A principios de Siglo XX, Mercedes Benz ya era una marca de reconocido prestigio en el mundo del automóvil, pero no se animaba a participar en el mundo de la competición, hasta que vió que podría tener una repercusión mundial si la cosa funcionaba. Por ello desarrolló el 'Blitzen Benz' que más que enfocado a las carreras, se desarrollo para lograr un objetivo de Mercedes, superar la barrera de los 200 km/h.
Para su desarrollo se partío de un vehículo de Grand Prix de 1908 que generaba ya una potencia de 150 CV. Este propulsor de cuatro cilindros y 15.100 centímetros cúbicos fue modificado aumentando el desplazamiento de sus cilindros. Con ello se consiguió extraer una potencia de 200 CV, ya que la cilindrada se aumentó hasta los 21.500 centímetros cúbicos -cada cilindro cubica 5.375 C.C., algo menos que la cilindrada total de un Mercedes Clase S 63 AMG de 545 CV de potencia que cubica 5.461 C.C., por poner un ejemplo-.
Estos 200 CV de potencia se conseguían a un régimen de sólo 1.600 rpm, mientras que todo el bloque realizado en fundición, tenia un peso de 407 kg. Tenía válvulas de escape, dos bujías por cilindro y toda la potencia se transmitía a las ruedas traseras a través de dos poderosas cadenas. Su cambio era manual y de cuatro velocidades. También se tuvo especial cuidado con la aerodinámica, muy trabajada para un vehículo con más de 100 años de vida.
El coche hizo su aparición en Francfort el 22 de agosto de 1909. Con Fritz Erle al volante cubrió el kilómetro en 22,6 segundos, lo que equivale a una velocidad media de 159,3 km/h. Nada más arrancarlo, según publican los artículos de la época, parecía el mismísimo infierno por el sonido y las llamaradas que emergían por sus escapes.
El 17 de octubre de 1909 participó en una carrera en Bruselas, dónde logró imponerse en una carrera de velocidad. Pero este no era el principal objetivo de Mercedes, que tenía en su punto de mira sobrepasar los 200 km/h de velocidad máxima, algo que nunca había ocurrido en Europa.

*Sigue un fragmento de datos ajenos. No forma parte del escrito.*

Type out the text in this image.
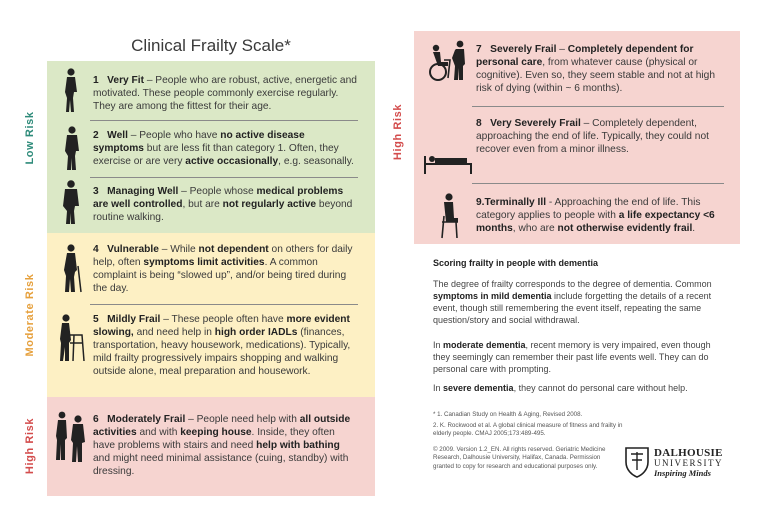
Clinical Frailty Scale*
Low Risk
Moderate Risk
High Risk
High Risk
1 Very Fit – People who are robust, active, energetic and motivated. These people commonly exercise regularly. They are among the fittest for their age.
2 Well – People who have no active disease symptoms but are less fit than category 1. Often, they exercise or are very active occasionally, e.g. seasonally.
3 Managing Well – People whose medical problems are well controlled, but are not regularly active beyond routine walking.
4 Vulnerable – While not dependent on others for daily help, often symptoms limit activities. A common complaint is being “slowed up”, and/or being tired during the day.
5 Mildly Frail – These people often have more evident slowing, and need help in high order IADLs (finances, transportation, heavy housework, medications). Typically, mild frailty progressively impairs shopping and walking outside alone, meal preparation and housework.
6 Moderately Frail – People need help with all outside activities and with keeping house. Inside, they often have problems with stairs and need help with bathing and might need minimal assistance (cuing, standby) with dressing.
7 Severely Frail – Completely dependent for personal care, from whatever cause (physical or cognitive). Even so, they seem stable and not at high risk of dying (within ~ 6 months).
8 Very Severely Frail – Completely dependent, approaching the end of life. Typically, they could not recover even from a minor illness.
9.Terminally Ill - Approaching the end of life. This category applies to people with a life expectancy <6 months, who are not otherwise evidently frail.
Scoring frailty in people with dementia
The degree of frailty corresponds to the degree of dementia. Common symptoms in mild dementia include forgetting the details of a recent event, though still remembering the event itself, repeating the same question/story and social withdrawal.
In moderate dementia, recent memory is very impaired, even though they seemingly can remember their past life events well. They can do personal care with prompting.
In severe dementia, they cannot do personal care without help.
* 1. Canadian Study on Health & Aging, Revised 2008.
2. K. Rockwood et al. A global clinical measure of fitness and frailty in elderly people. CMAJ 2005;173:489-495.
© 2009. Version 1.2_EN. All rights reserved. Geriatric Medicine Research, Dalhousie University, Halifax, Canada. Permission granted to copy for research and educational purposes only.
DALHOUSIE
UNIVERSITY
Inspiring Minds
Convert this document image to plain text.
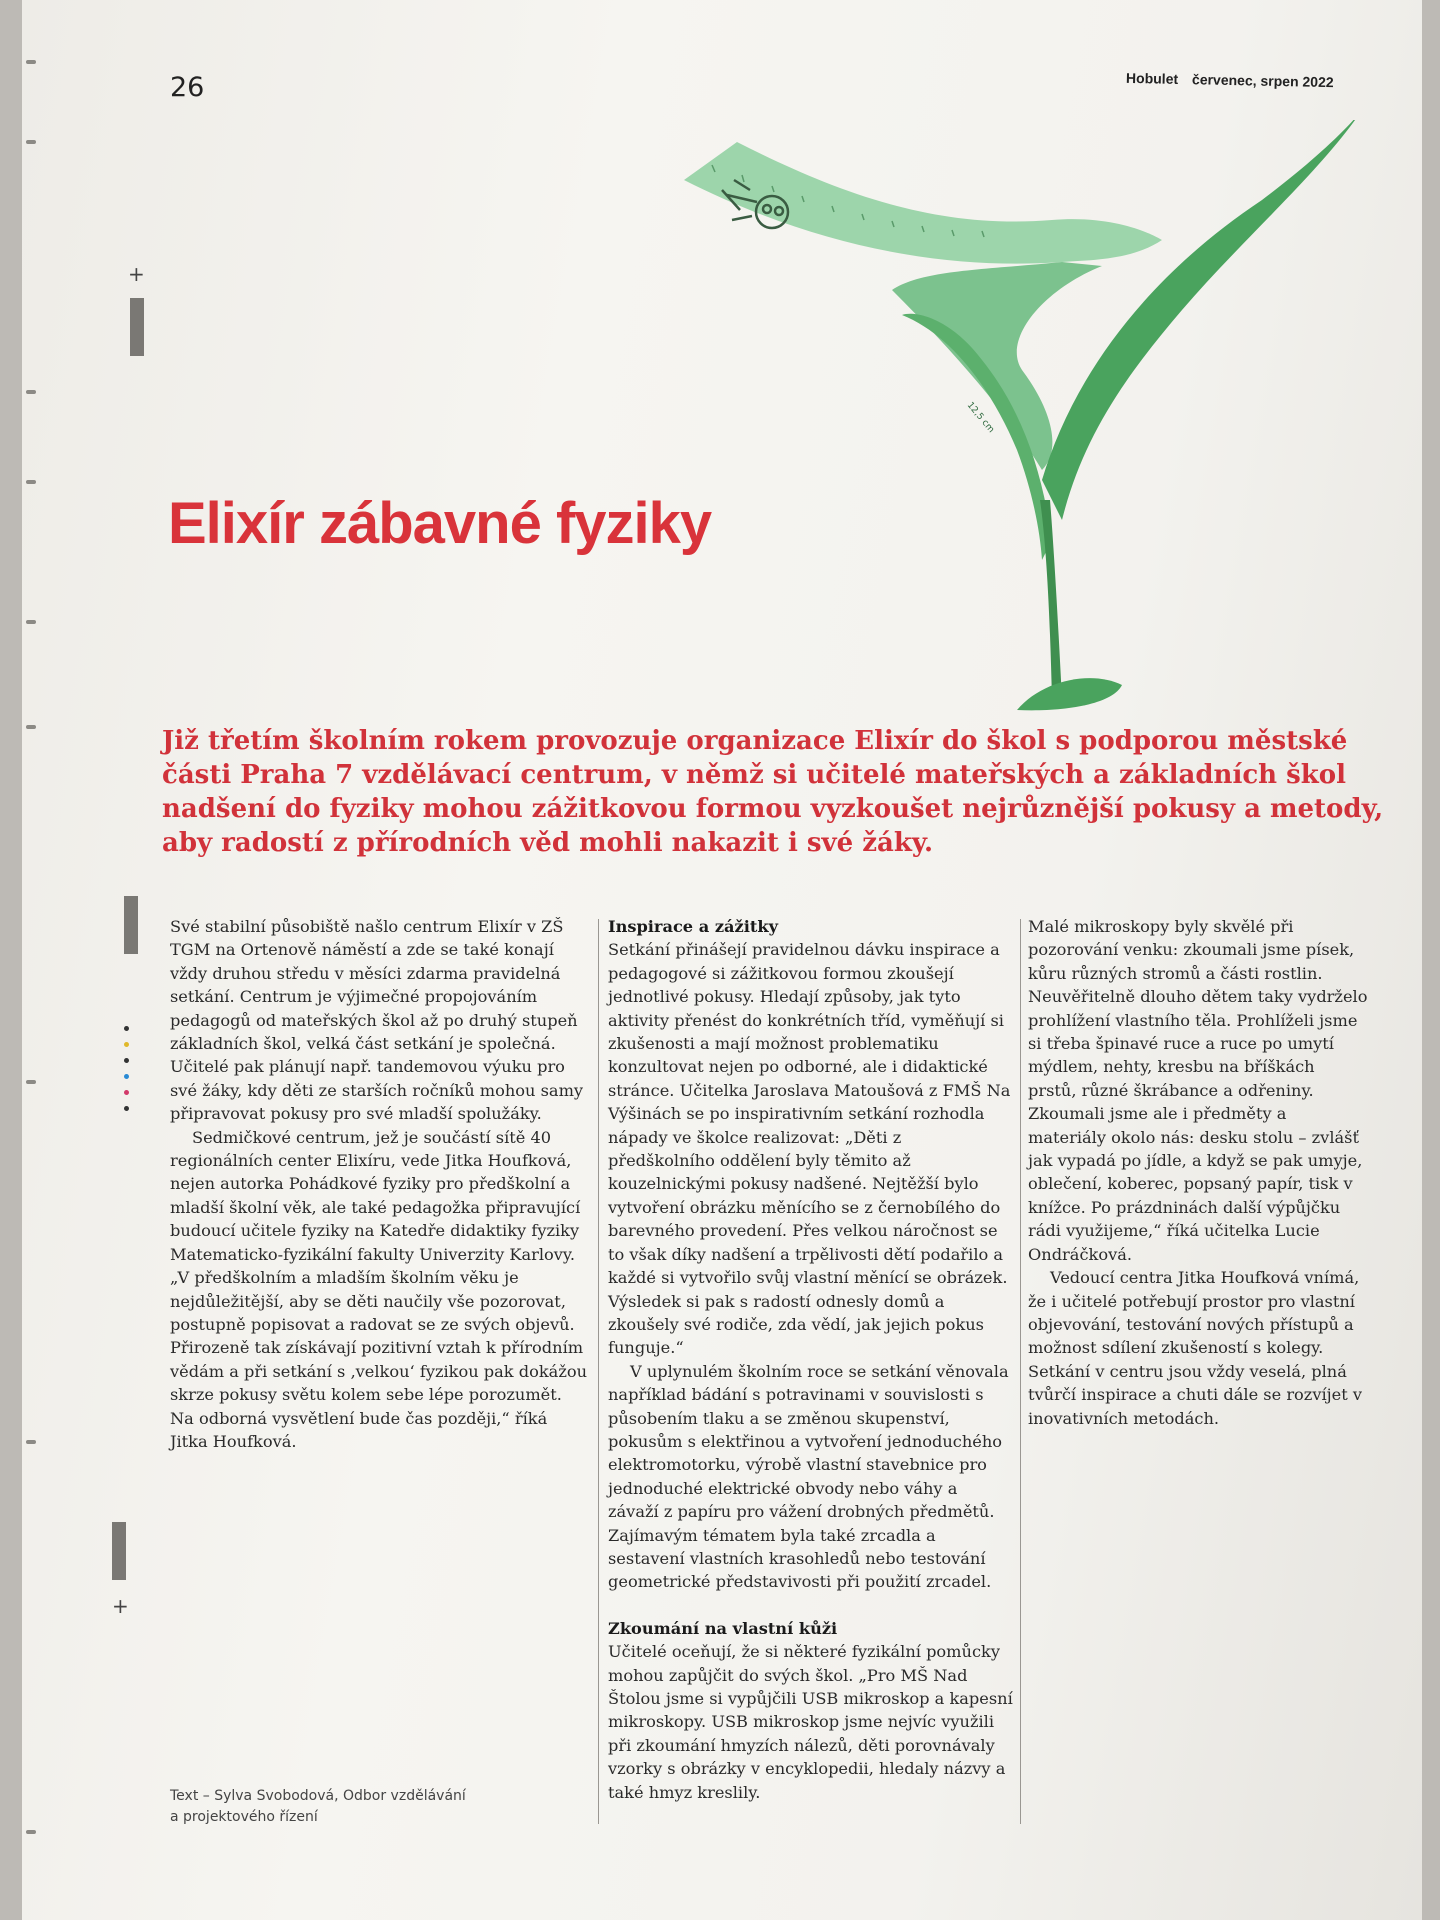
26	Hobulet červenec, srpen 2022
+
+
12,5 cm
Elixír zábavné fyziky

Již třetím školním rokem provozuje organizace Elixír do škol s podporou městské části Praha 7 vzdělávací centrum, v němž si učitelé mateřských a základních škol nadšení do fyziky mohou zážitkovou formou vyzkoušet nejrůznější pokusy a metody, aby radostí z přírodních věd mohli nakazit i své žáky.

Své stabilní působiště našlo centrum Elixír v ZŠ TGM na Ortenově náměstí a zde se také konají vždy druhou středu v měsíci zdarma pravidelná setkání. Centrum je výjimečné propojováním pedagogů od mateřských škol až po druhý stupeň základních škol, velká část setkání je společná. Učitelé pak plánují např. tandemovou výuku pro své žáky, kdy děti ze starších ročníků mohou samy připravovat pokusy pro své mladší spolužáky.

Sedmičkové centrum, jež je součástí sítě 40 regionálních center Elixíru, vede Jitka Houfková, nejen autorka Pohádkové fyziky pro předškolní a mladší školní věk, ale také pedagožka připravující budoucí učitele fyziky na Katedře didaktiky fyziky Matematicko-fyzikální fakulty Univerzity Karlovy. „V předškolním a mladším školním věku je nejdůležitější, aby se děti naučily vše pozorovat, postupně popisovat a radovat se ze svých objevů. Přirozeně tak získávají pozitivní vztah k přírodním vědám a při setkání s ‚velkou‘ fyzikou pak dokážou skrze pokusy světu kolem sebe lépe porozumět. Na odborná vysvětlení bude čas později,“ říká Jitka Houfková.

Inspirace a zážitky

Setkání přinášejí pravidelnou dávku inspirace a pedagogové si zážitkovou formou zkoušejí jednotlivé pokusy. Hledají způsoby, jak tyto aktivity přenést do konkrétních tříd, vyměňují si zkušenosti a mají možnost problematiku konzultovat nejen po odborné, ale i didaktické stránce. Učitelka Jaroslava Matoušová z FMŠ Na Výšinách se po inspirativním setkání rozhodla nápady ve školce realizovat: „Děti z předškolního oddělení byly těmito až kouzelnickými pokusy nadšené. Nejtěžší bylo vytvoření obrázku měnícího se z černobílého do barevného provedení. Přes velkou náročnost se to však díky nadšení a trpělivosti dětí podařilo a každé si vytvořilo svůj vlastní měnící se obrázek. Výsledek si pak s radostí odnesly domů a zkoušely své rodiče, zda vědí, jak jejich pokus funguje.“

V uplynulém školním roce se setkání věnovala například bádání s potravinami v souvislosti s působením tlaku a se změnou skupenství, pokusům s elektřinou a vytvoření jednoduchého elektromotorku, výrobě vlastní stavebnice pro jednoduché elektrické obvody nebo váhy a závaží z papíru pro vážení drobných předmětů. Zajímavým tématem byla také zrcadla a sestavení vlastních krasohledů nebo testování geometrické představivosti při použití zrcadel.

Zkoumání na vlastní kůži

Učitelé oceňují, že si některé fyzikální pomůcky mohou zapůjčit do svých škol. „Pro MŠ Nad Štolou jsme si vypůjčili USB mikroskop a kapesní mikroskopy. USB mikroskop jsme nejvíc využili při zkoumání hmyzích nálezů, děti porovnávaly vzorky s obrázky v encyklopedii, hledaly názvy a také hmyz kreslily.

Malé mikroskopy byly skvělé při pozorování venku: zkoumali jsme písek, kůru různých stromů a části rostlin. Neuvěřitelně dlouho dětem taky vydrželo prohlížení vlastního těla. Prohlíželi jsme si třeba špinavé ruce a ruce po umytí mýdlem, nehty, kresbu na bříškách prstů, různé škrábance a odřeniny. Zkoumali jsme ale i předměty a materiály okolo nás: desku stolu – zvlášť jak vypadá po jídle, a když se pak umyje, oblečení, koberec, popsaný papír, tisk v knížce. Po prázdninách další výpůjčku rádi využijeme,“ říká učitelka Lucie Ondráčková.

Vedoucí centra Jitka Houfková vnímá, že i učitelé potřebují prostor pro vlastní objevování, testování nových přístupů a možnost sdílení zkušeností s kolegy. Setkání v centru jsou vždy veselá, plná tvůrčí inspirace a chuti dále se rozvíjet v inovativních metodách.

Text – Sylva Svobodová, Odbor vzdělávání
a projektového řízení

Por ello el 8 de noviembre de ese mismo año, se trasladaron a la pista de Brooklands, dónde el piloto Victo Hemery consiguió una velocidad máxima de 205,666 km/h, mientras que el registro medio se cifró en 202,648 km/h. El sueño se había conseguido, pues era la primera vez que un vehículo con un motor de combustión interna superaba los 200 km/h en Europa, y era un Mercedes Benz.
Desde entonces se paso a conocer como 'Rayo Benz' y puso rumbo a Estados Unidos, un mercado donde Mercedes tenía su objetivo para darse a conocer y aumentar su ventas.
Prueba tras prueba se consiguió llegar al record mundial de 228,1 km/h el 23 de abril de 1911 en el circuito de Daytona. Record que se mantuvo vigente hasta el 12 de febrero de 1919, momento en el que un Packard alcanzaba los 241,2 km/h.